Before data can be proven on-chain, it must be aggregated into larger units with cryptographic commitments:

Pieces arrive: Individual blobs are accepted and queued for aggregation
CommP calculation: Pieces are combined and a commitment hash (CommP) is calculated. This is CPU-intensive—modern processors with SHA extensions significantly improve performance.
Root creation: The aggregated commitment becomes a "root" in your data set
On-chain registration: The root is added to your data set on-chain

The aggregation manager runs in the background, periodically checking for pending pieces and batching them together. The polling interval and batch size are tunable—see aggregation manager configuration and dynamic configuration for details.

What Gets Stored Where

Piri manages several categories of data:

Blobs: User data and location claims
Aggregation state: CommP calculations and pending aggregates
Publisher metadata: IPNI publication records
Receipts: UCAN receipt journals for egress tracking

The storage backend handles persistence. Configure storage paths during initialization or via the repo.data_dir configuration option.

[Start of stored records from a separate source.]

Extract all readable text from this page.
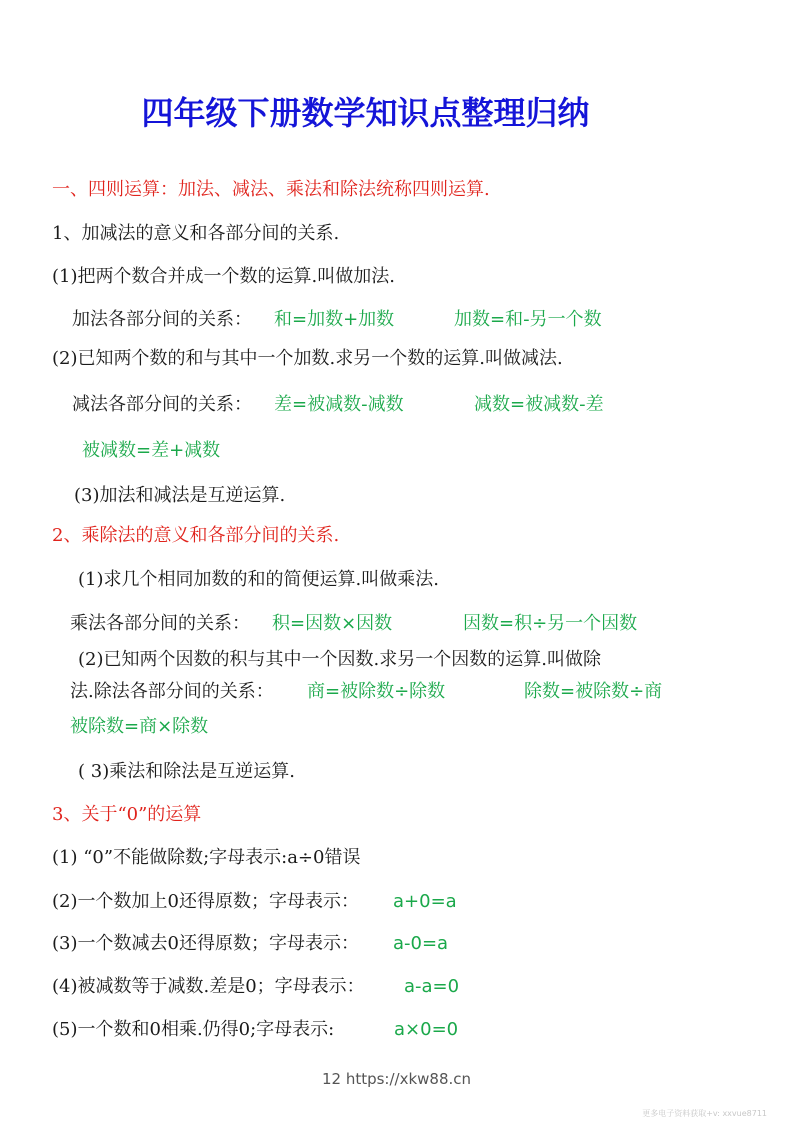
四年级下册数学知识点整理归纳
一、四则运算：加法、减法、乘法和除法统称四则运算.
1、加减法的意义和各部分间的关系.
(1)把两个数合并成一个数的运算.叫做加法.
加法各部分间的关系： 和=加数+加数	加数=和-另一个数
(2)已知两个数的和与其中一个加数.求另一个数的运算.叫做减法.
减法各部分间的关系： 差=被减数-减数	减数=被减数-差
被减数=差+减数
(3)加法和减法是互逆运算.
2、乘除法的意义和各部分间的关系.
(1)求几个相同加数的和的简便运算.叫做乘法.
乘法各部分间的关系： 积=因数×因数	因数=积÷另一个因数
(2)已知两个因数的积与其中一个因数.求另一个因数的运算.叫做除
法.除法各部分间的关系： 商=被除数÷除数	除数=被除数÷商
被除数=商×除数
( 3)乘法和除法是互逆运算.
3、关于“0”的运算
(1) “0”不能做除数;字母表示:a÷0错误
(2)一个数加上0还得原数；字母表示： a+0=a
(3)一个数减去0还得原数；字母表示： a-0=a
(4)被减数等于减数.差是0；字母表示： a-a=0
(5)一个数和0相乘.仍得0;字母表示:	a×0=0
12 https://xkw88.cn
更多电子资料获取+v: xxvue8711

Performance Considerations

Some performance factors are within your control; others are not.

What operators control:

Kernel tuning and network stack configuration
Network peering and connectivity
Hardware selection (SHA extensions accelerate hashing)
Disk I/O performance

What operators do not control:

Client bandwidth and connection quality
Client geographic location
Internet routing between client and node
Storacha's selection decisions

Optimizing what you control improves your node's performance profile, which may influence selection as the algorithm evolves.

Capacity Planning

Consider these factors when sizing storage:

Data growth: Storage usage grows as you accept more data
Retention: Data remains until explicitly removed (rare in normal operation)
Headroom: Maintain buffer space for aggregation working files and database growth
Backup: Consider your backup strategy for stored data

Scaling Options

As capacity needs grow, you have options:

Multiple nodes: Run additional Piri instances, each managing its own storage
Scalable storage backend: Use a storage backend that can grow with your needs

Database Selection

Piri uses a database for operational state and job scheduling. Choose based on your scale and requirements—see Database for details on SQLite versus PostgreSQL.

The Prerequisites guide recommends 1+ TB to start, but actual needs depend on how much data Storacha routes to your node.